- Born: 1 November 1935 West Newton, Pennsylvania, United States
- Died: 18 December 2005 (aged 92) Johnston, Rhode Island, United States
- Allegiance: United States
- Education: University of Pittsburgh (BA)
- Spouse: Helen
- Children: 2 daughters and 1 son

= James L. Swauger =

American archaeologist (1913–2005)

James L. Swauger (November 1, 1913 – December 18, 2005) was an American archaeologist known for his work on the petroglyphs of the Ohio River valley of the United States. Born in West Newton in Westmoreland County, Pennsylvania, he moved to the Pittsburgh suburb of Edgewood in his youth; there he lived for most of the rest of his life.

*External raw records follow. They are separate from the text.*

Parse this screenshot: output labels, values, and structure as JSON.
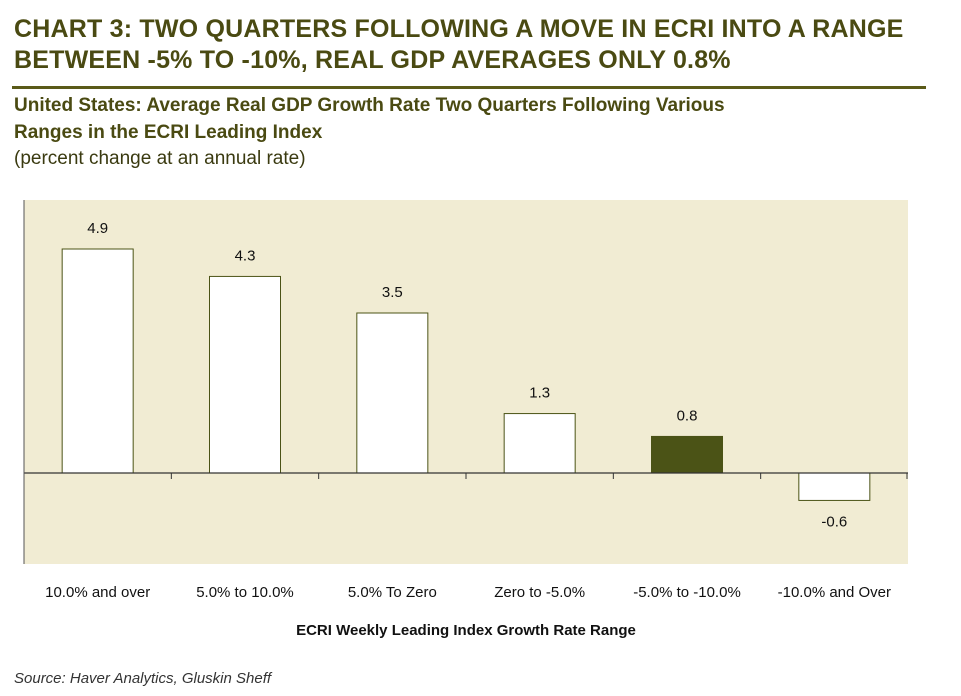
{
  "heading": {
    "line1": "CHART 3: TWO QUARTERS FOLLOWING A MOVE IN ECRI INTO A RANGE",
    "line2": "BETWEEN -5% TO -10%, REAL GDP AVERAGES ONLY 0.8%"
  },
  "subtitle": {
    "line1": "United States: Average Real GDP Growth Rate Two Quarters Following Various",
    "line2": "Ranges in the ECRI Leading Index",
    "units": "(percent change at an annual rate)"
  },
  "chart_data": {
    "type": "bar",
    "categories": [
      "10.0% and over",
      "5.0% to 10.0%",
      "5.0% To Zero",
      "Zero to -5.0%",
      "-5.0% to -10.0%",
      "-10.0% and Over"
    ],
    "values": [
      4.9,
      4.3,
      3.5,
      1.3,
      0.8,
      -0.6
    ],
    "data_labels": [
      "4.9",
      "4.3",
      "3.5",
      "1.3",
      "0.8",
      "-0.6"
    ],
    "highlight_index": 4,
    "title": "United States: Average Real GDP Growth Rate Two Quarters Following Various Ranges in the ECRI Leading Index",
    "xlabel": "ECRI Weekly Leading Index Growth Rate Range",
    "ylabel": "",
    "ylim": [
      -2,
      6
    ],
    "grid": false,
    "colors": {
      "plot_background": "#f1ecd3",
      "bar_fill": "#ffffff",
      "bar_stroke": "#4b5316",
      "highlight_fill": "#4b5316",
      "axis": "#333333"
    }
  },
  "source": "Source: Haver Analytics, Gluskin Sheff"
}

At the age of 22, Swauger began working for Pittsburgh's Carnegie Museum of Natural History; he started as an archaeology and ethnology assistant. Swauger was awarded a bachelor's degree in zoology in 1941 from the University of Pittsburgh. During World War II, he served in the U.S. Army with the rank of First Lieutenant; after his 1946 discharge, he resumed his position at the Carnegie Museum, and he returned to the University of Pittsburgh to earn an M. Litt in history. Swauger was promoted to the position of archaeology and ethnology curator in 1949; as his career progressed, he became an associate director of the museum in 1955, received the title of "Senior Scientist" in 1976, and was made a curator emeritus in 1981.

Swauger was largely responsible for the modern anthropology program at the Carnegie Museum, which had fallen into abeyance in the early 20th century. After conducting research in locations as varied as Nebraska and southern Yemen, he received significant grants in the 1950s to begin the excavation of Fort Pitt and Fort Duquesne at the present site of Point State Park in downtown Pittsburgh. In connection with these excavations, Swauger helped to found the Upper Ohio Valley Archaeology Survey.

During the 1950s, Swauger began to be professionally interested in the study of Native American rock art; he concentrated on the upper Ohio River valley region, although his studies also encompassed some of the petroglyphs of the northeastern United States. As a part of this specialty, he aided in founding multiple academic conferences on the subject of rock art, including a 1970 conference in Virginia that was the first of its kind anywhere in the eastern part of the United States. Among his writings was a book known as Rock Art of the Upper Ohio Valley, which has been regarded as a leading work in the archaeology of the region. This book was one of nearly 300 works on anthropology and museology that Swauger published; additionally, he produced extensive notes, amounting to at least nineteen volumes by 1979. Although he retired in 1981, he continued to work actively as late as 1996, both visiting petroglyph sites and publishing new writings. Besides his work in archaeology, he was known as a master organizer; soon after taking the assistant director position at the Carnegie Museum, he personally reorganized a massive collection of entomological information that had previously been in disarray, and this pattern he continued throughout the rest of his life.

In 2005, Swauger died of pneumonia at a nursing home in Johnston, Rhode Island, aged 92. He was survived by his son and two daughters, along with multiple grandchildren and great-grandchildren. In the aftermath of his death, he was recalled as an "ageless" figure who had created a benchmark for every other archaeologist working in western Pennsylvania.